Prices rise. A collateral result of tighter money and higher interest rates is that the currency exchange rates of these booming countries have appreciated. The dollar has plunged roughly 4 percent just in the past few months and on a trade-rated basis compared with a basket of major currencies is now down some 30 percent from its 2002 peak. Import prices have risen, which now adds rather than abates inflationary pressures here. Wage costs in foreign countries have given another twist to the spiral, not dramatic yet but noticeable: In the past several months we have been paying about 2 percent more for consumer imports, excluding autos, the fastest such advance in more than a decade. This time last year, these prices were falling.

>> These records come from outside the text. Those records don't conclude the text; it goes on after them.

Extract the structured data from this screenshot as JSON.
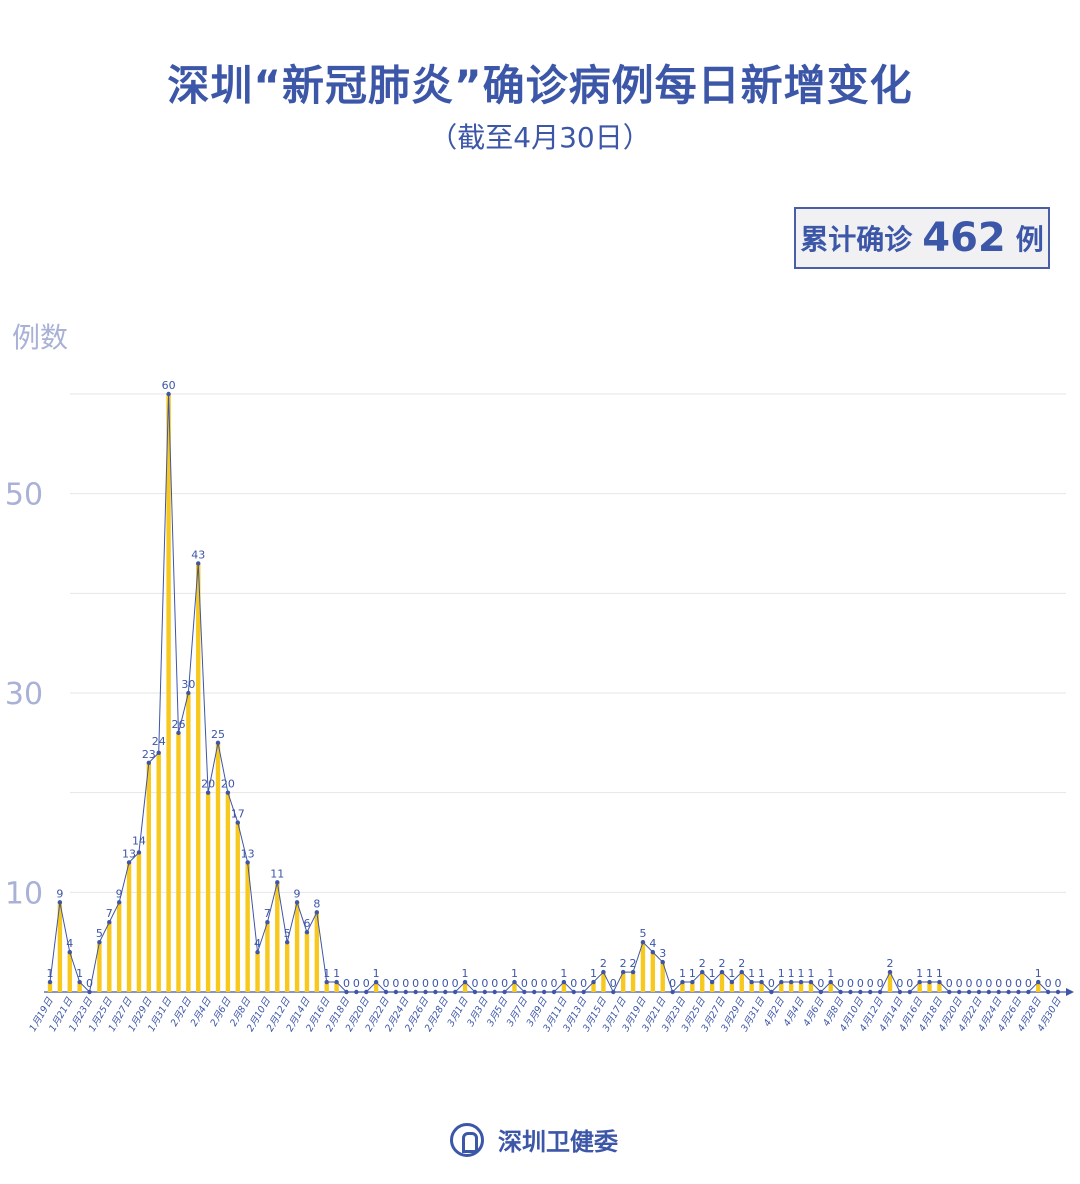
{
  "title": "深圳“新冠肺炎”确诊病例每日新增变化",
  "subtitle": "（截至4月30日）",
  "total": {
    "label": "累计确诊",
    "value": "462",
    "unit": "例"
  },
  "footer": {
    "org": "深圳卫健委"
  },
  "colors": {
    "bar": "#f7c81e",
    "line": "#3f55a5",
    "text": "#3c56a8",
    "axis_label": "#a9b1d6",
    "grid": "#e6e6e6"
  },
  "chart_data": {
    "type": "bar",
    "overlay": "line",
    "ylabel": "例数",
    "ylim": [
      0,
      60
    ],
    "yticks_labeled": [
      10,
      30,
      50
    ],
    "gridlines": [
      10,
      20,
      30,
      40,
      50,
      60
    ],
    "grid": true,
    "categories": [
      "1月19日",
      "1月20日",
      "1月21日",
      "1月22日",
      "1月23日",
      "1月24日",
      "1月25日",
      "1月26日",
      "1月27日",
      "1月28日",
      "1月29日",
      "1月30日",
      "1月31日",
      "2月1日",
      "2月2日",
      "2月3日",
      "2月4日",
      "2月5日",
      "2月6日",
      "2月7日",
      "2月8日",
      "2月9日",
      "2月10日",
      "2月11日",
      "2月12日",
      "2月13日",
      "2月14日",
      "2月15日",
      "2月16日",
      "2月17日",
      "2月18日",
      "2月19日",
      "2月20日",
      "2月21日",
      "2月22日",
      "2月23日",
      "2月24日",
      "2月25日",
      "2月26日",
      "2月27日",
      "2月28日",
      "2月29日",
      "3月1日",
      "3月2日",
      "3月3日",
      "3月4日",
      "3月5日",
      "3月6日",
      "3月7日",
      "3月8日",
      "3月9日",
      "3月10日",
      "3月11日",
      "3月12日",
      "3月13日",
      "3月14日",
      "3月15日",
      "3月16日",
      "3月17日",
      "3月18日",
      "3月19日",
      "3月20日",
      "3月21日",
      "3月22日",
      "3月23日",
      "3月24日",
      "3月25日",
      "3月26日",
      "3月27日",
      "3月28日",
      "3月29日",
      "3月30日",
      "3月31日",
      "4月1日",
      "4月2日",
      "4月3日",
      "4月4日",
      "4月5日",
      "4月6日",
      "4月7日",
      "4月8日",
      "4月9日",
      "4月10日",
      "4月11日",
      "4月12日",
      "4月13日",
      "4月14日",
      "4月15日",
      "4月16日",
      "4月17日",
      "4月18日",
      "4月19日",
      "4月20日",
      "4月21日",
      "4月22日",
      "4月23日",
      "4月24日",
      "4月25日",
      "4月26日",
      "4月27日",
      "4月28日",
      "4月29日",
      "4月30日"
    ],
    "values": [
      1,
      9,
      4,
      1,
      0,
      5,
      7,
      9,
      13,
      14,
      23,
      24,
      60,
      26,
      30,
      43,
      20,
      25,
      20,
      17,
      13,
      4,
      7,
      11,
      5,
      9,
      6,
      8,
      1,
      1,
      0,
      0,
      0,
      1,
      0,
      0,
      0,
      0,
      0,
      0,
      0,
      0,
      1,
      0,
      0,
      0,
      0,
      1,
      0,
      0,
      0,
      0,
      1,
      0,
      0,
      1,
      2,
      0,
      2,
      2,
      5,
      4,
      3,
      0,
      1,
      1,
      2,
      1,
      2,
      1,
      2,
      1,
      1,
      0,
      1,
      1,
      1,
      1,
      0,
      1,
      0,
      0,
      0,
      0,
      0,
      2,
      0,
      0,
      1,
      1,
      1,
      0,
      0,
      0,
      0,
      0,
      0,
      0,
      0,
      0,
      1,
      0,
      0
    ],
    "xtick_label_every": 2
  }
}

There is no prospect of these global inflationary pressures easing. Emerging nations are enjoying rising aspirations, higher living standards, and rising incomes. Demands for food, consumer goods, automobiles, and trucks are increasing, and so are the demands for improved education and labor training. The result is increases in costs that are rising more rapidly than technology can reduce them.
Our ballooning trade deficit is a function of these global forces. Fortunately, foreign investors have been happy to underwrite our red ink by pumping nearly $800 billion into our financial markets annually. Asian banks especially have been buying large quantities of dollars and dollar-denominated securities. The big question is how much these accumulated savings will be siphoned off by our trading partners for their own domestic growth. Clearly, rising global real yield will put a floor under U.S. interest rates, limiting our ability to manage our monetary policy.

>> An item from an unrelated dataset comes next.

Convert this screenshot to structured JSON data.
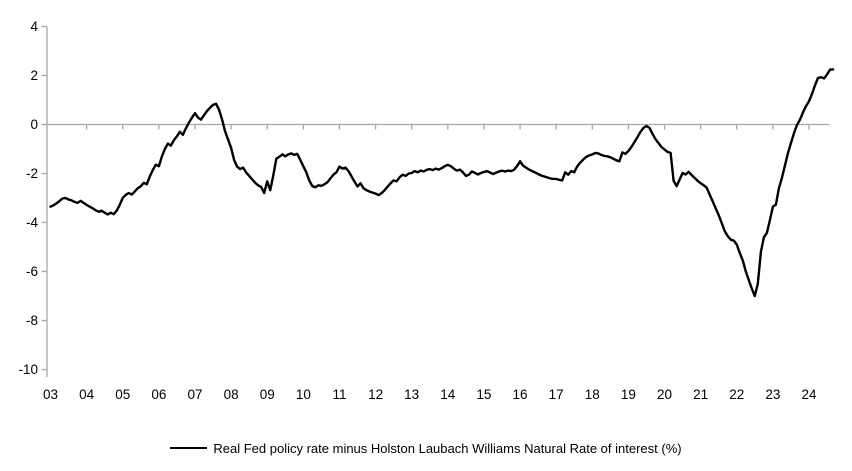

The "golden age" has therefore resulted in an immense rise in foreign ownership of all American securities. Foreigners own more than half the federal debt, about a third of corporate bonds, and 13 percent of the U.S. stock market. This represents an accumulating claim on the future output of the United States and foretells an increasing flow of dividends and interest payments abroad.
It doesn't help that Americans save so little. Personal saving rates over the past 15 years have gone down from 7 ½ percent to zero. The aggregate national saving rate, which includes the public sector and private corporations, has dropped from 13 percent in the 1960s to 0.8 percent last year. The average American with an income of about $40,000 saves virtually nothing, while the average Chinese, earning somewhat above $2,000 a year, puts away about 20 percent of his income. Compound a low savings rate with a trade gap that has nearly doubled to 7 percent of gross domestic product over 20 years, and we can understand why the net international investment position of the United States has declined from what was a modest plus-5 percent of GDP in the mid-1980s to its current minus-20 percent.

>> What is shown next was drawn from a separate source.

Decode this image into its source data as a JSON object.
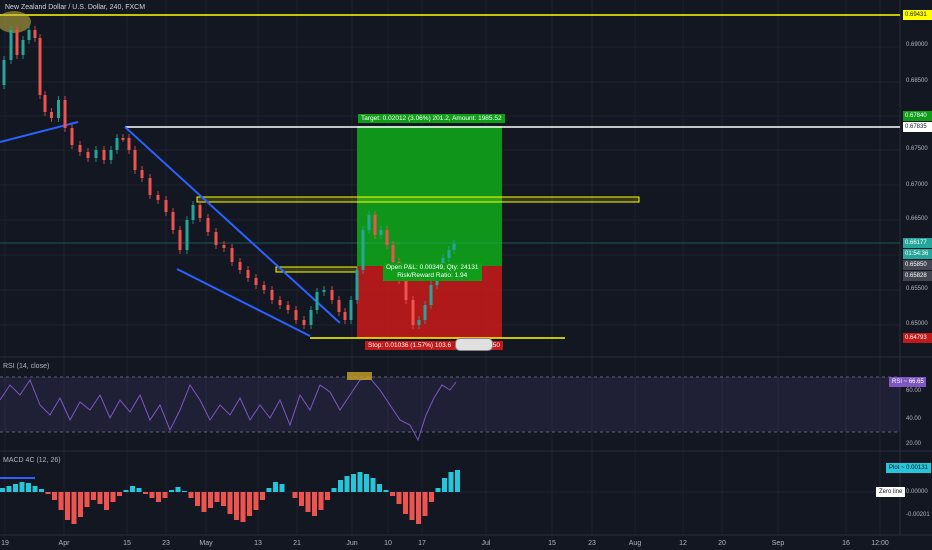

In short, we are no longer as dominant in the world's economy as we were. Everybody's lives will be affected by that. That includes both national and individual rates of growth, as well as inflation and interest rates. The trend of gradual disinflation here and around the world that we have enjoyed for the past 25 years under the pressure of price competition from imports is drawing to an end. We are now looking at a period of rising inflation driven in good part by the economic successes around the world.